17) Know that the soul who pervades the entire body is imperishable. He is unchangeable

and everlasting, and no one can destroy him.

18) Only these physical bodies of the eternal, indestructible, and immeasurable soul are

subject to destruction. Therefore, fight, O Bharata, and do not give up your natural religious

principles.

19) Those who think that the living being is a slayer, and those who think that he is slain,

are both ignorant of the true nature of the soul - the soul neither slays nor is slain.

20) The soul is never born and he never dies, nor does he repeatedly come into being and

undergo expansion, because he is unborn and eternal. He is inexhaustible ever-youthful yet

ancient. Although the body is subject to birth and death, the soul is never destroyed.

21) O Partha, how can a person who knows the soul to be constant, indestructible, birthless,

and inexhaustible, kill anyone or cause anyone to be killed?

22) As a person accepts new dress, rejecting that which is old and worn, so also the soul

continues to accept a new body, giving up the old and useless one.

23) Weapons cannot pierce the soul, and fire cannot burn him.

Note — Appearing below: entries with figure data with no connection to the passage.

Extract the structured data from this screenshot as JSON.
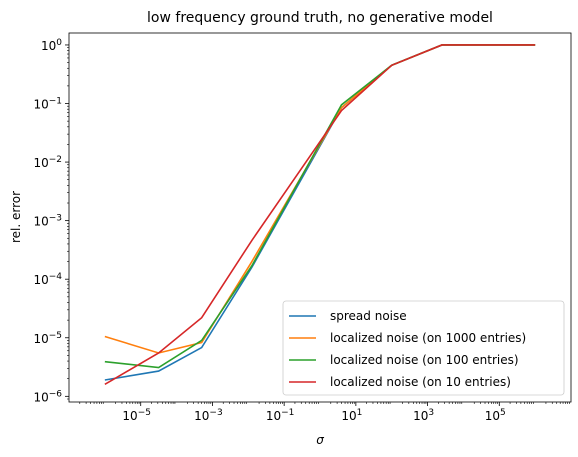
{
  "chart_data": {
    "type": "line",
    "title": "low frequency ground truth, no generative model",
    "xlabel": "σ",
    "ylabel": "rel. error",
    "xscale": "log",
    "yscale": "log",
    "xlim": [
      1e-07,
      10000000.0
    ],
    "ylim": [
      8e-07,
      1.6
    ],
    "x_tick_labels": [
      {
        "value": 1e-05,
        "base": "10",
        "exp": "−5"
      },
      {
        "value": 0.001,
        "base": "10",
        "exp": "−3"
      },
      {
        "value": 0.1,
        "base": "10",
        "exp": "−1"
      },
      {
        "value": 10.0,
        "base": "10",
        "exp": "1"
      },
      {
        "value": 1000.0,
        "base": "10",
        "exp": "3"
      },
      {
        "value": 100000.0,
        "base": "10",
        "exp": "5"
      }
    ],
    "y_tick_labels": [
      {
        "value": 1e-06,
        "base": "10",
        "exp": "−6"
      },
      {
        "value": 1e-05,
        "base": "10",
        "exp": "−5"
      },
      {
        "value": 0.0001,
        "base": "10",
        "exp": "−4"
      },
      {
        "value": 0.001,
        "base": "10",
        "exp": "−3"
      },
      {
        "value": 0.01,
        "base": "10",
        "exp": "−2"
      },
      {
        "value": 0.1,
        "base": "10",
        "exp": "−1"
      },
      {
        "value": 1.0,
        "base": "10",
        "exp": "0"
      }
    ],
    "grid": false,
    "legend_position": "lower-right",
    "x": [
      1e-06,
      3.16e-05,
      0.000501,
      0.0126,
      3.98,
      100,
      2510.0,
      1000000.0
    ],
    "series": [
      {
        "name": "spread noise",
        "color": "#1f77b4",
        "values": [
          1.9e-06,
          2.7e-06,
          6.8e-06,
          0.00016,
          0.085,
          0.45,
          1.0,
          1.0
        ]
      },
      {
        "name": "localized noise (on 1000 entries)",
        "color": "#ff7f0e",
        "values": [
          1.05e-05,
          5.5e-06,
          8.3e-06,
          0.0002,
          0.085,
          0.45,
          1.0,
          1.0
        ]
      },
      {
        "name": "localized noise (on 100 entries)",
        "color": "#2ca02c",
        "values": [
          3.9e-06,
          3.1e-06,
          9e-06,
          0.00017,
          0.095,
          0.45,
          1.0,
          1.0
        ]
      },
      {
        "name": "localized noise (on 10 entries)",
        "color": "#d62728",
        "values": [
          1.6e-06,
          5.5e-06,
          2.2e-05,
          0.00046,
          0.076,
          0.45,
          1.0,
          1.0
        ]
      }
    ]
  }
}
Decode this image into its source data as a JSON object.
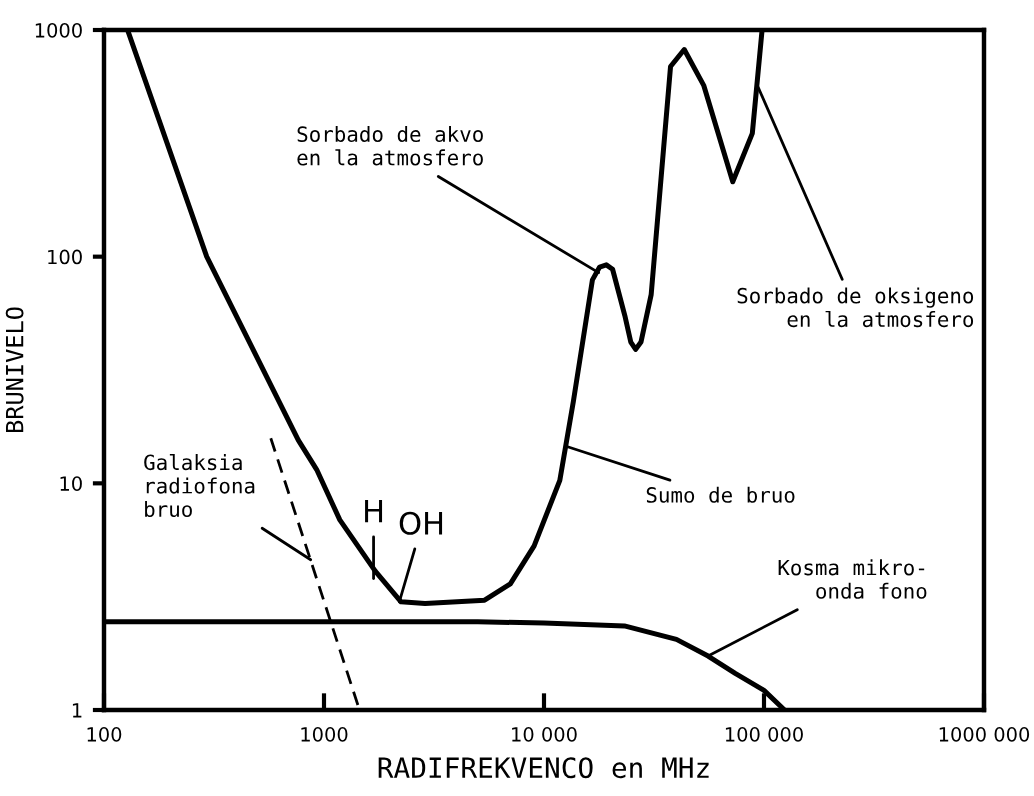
{
  "chart_data": {
    "type": "line",
    "xlabel": "RADIFREKVENCO en MHz",
    "ylabel": "BRUNIVELO",
    "log": "xy",
    "grid": false,
    "legend": false,
    "marker": "none",
    "xlim": [
      100,
      1000000
    ],
    "ylim": [
      1,
      1000
    ],
    "xticks": [
      100,
      1000,
      {
        "value": 10000,
        "label": "10 000"
      },
      {
        "value": 100000,
        "label": "100 000"
      },
      {
        "value": 1000000,
        "label": "1000 000"
      }
    ],
    "yticks": [
      1,
      10,
      100,
      1000
    ],
    "series": [
      {
        "color": "#000000",
        "line_style": "solid",
        "x": [
          128,
          293,
          764,
          926,
          1180,
          1710,
          2240,
          2880,
          5370,
          7030,
          9020,
          11800,
          13600,
          16600,
          17900,
          19200,
          20500,
          23300,
          24800,
          26100,
          27600,
          30700,
          37600,
          43400,
          53200,
          72100,
          88500,
          98000
        ],
        "values": [
          1000,
          100,
          15.5,
          11.5,
          6.9,
          4.1,
          3.0,
          2.95,
          3.05,
          3.6,
          5.3,
          10.3,
          23,
          79,
          90,
          92,
          88,
          55,
          42,
          39,
          42,
          68,
          690,
          820,
          570,
          214,
          350,
          1000
        ]
      },
      {
        "color": "#000000",
        "line_style": "solid",
        "x": [
          100,
          5000,
          10000,
          23200,
          40000,
          55700,
          74000,
          100000,
          124000
        ],
        "values": [
          2.45,
          2.45,
          2.42,
          2.35,
          2.05,
          1.73,
          1.45,
          1.22,
          1
        ]
      },
      {
        "color": "#000000",
        "line_style": "dashed",
        "x": [
          573,
          1450
        ],
        "values": [
          15.8,
          1
        ]
      }
    ],
    "annotations": [
      {
        "text": "Sorbado de akvo\nen la atmosfero",
        "x": 17700,
        "y": 85
      },
      {
        "text": "Sorbado de oksigeno\nen la atmosfero",
        "x": 94000,
        "y": 560
      },
      {
        "text": "Sumo de bruo",
        "x": 12800,
        "y": 14.5
      },
      {
        "text": "Kosma mikro-\nonda fono",
        "x": 55700,
        "y": 1.73
      },
      {
        "text": "Galaksia\nradiofona\nbruo",
        "x": 870,
        "y": 4.6
      },
      {
        "text": "H",
        "x": 1680,
        "y": 3.8
      },
      {
        "text": "OH",
        "x": 2200,
        "y": 3.0
      }
    ]
  }
}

He can neither be moistened

with water, nor dried by the air.

24-25) The soul is indivisible and cannot be burned, moistened, or dried up. He is everlasting,

constant, unchangeable, and ever-existent. Nothing can obstruct his passage. This soul

is imperceptible, inconceivable, and unaffected by the sixfold mutations (birth, existence,

growth, maturity, diminution, and destruction). Therefore, knowing the soul in this way,

you can no longer lament.

26-27) And, O best of warriors, even if you think that the soul is perpetually subject to

birth and death, you still have no reason to lament. For one who is born, death is certain,

and for one who dies, he must be reborn to undergo the reactions of his past actions. Therefore,

you should not lament over the inevitable.

28) O Bharata, when all living entities are unmanifest before birth, manifest between birth

and death, and again unmanifest at death, why lament for them? (This conclusion is not

corroborated by saintly authorities; but if it is accepted for the sake of argument, your duty

is still to fight to uphold your natural religious principles.)

29) Some see the soul as astonishing, some describe him as astonishing, some hear of him as

astonishing, while others, even after hearing about him, cannot understand him at all.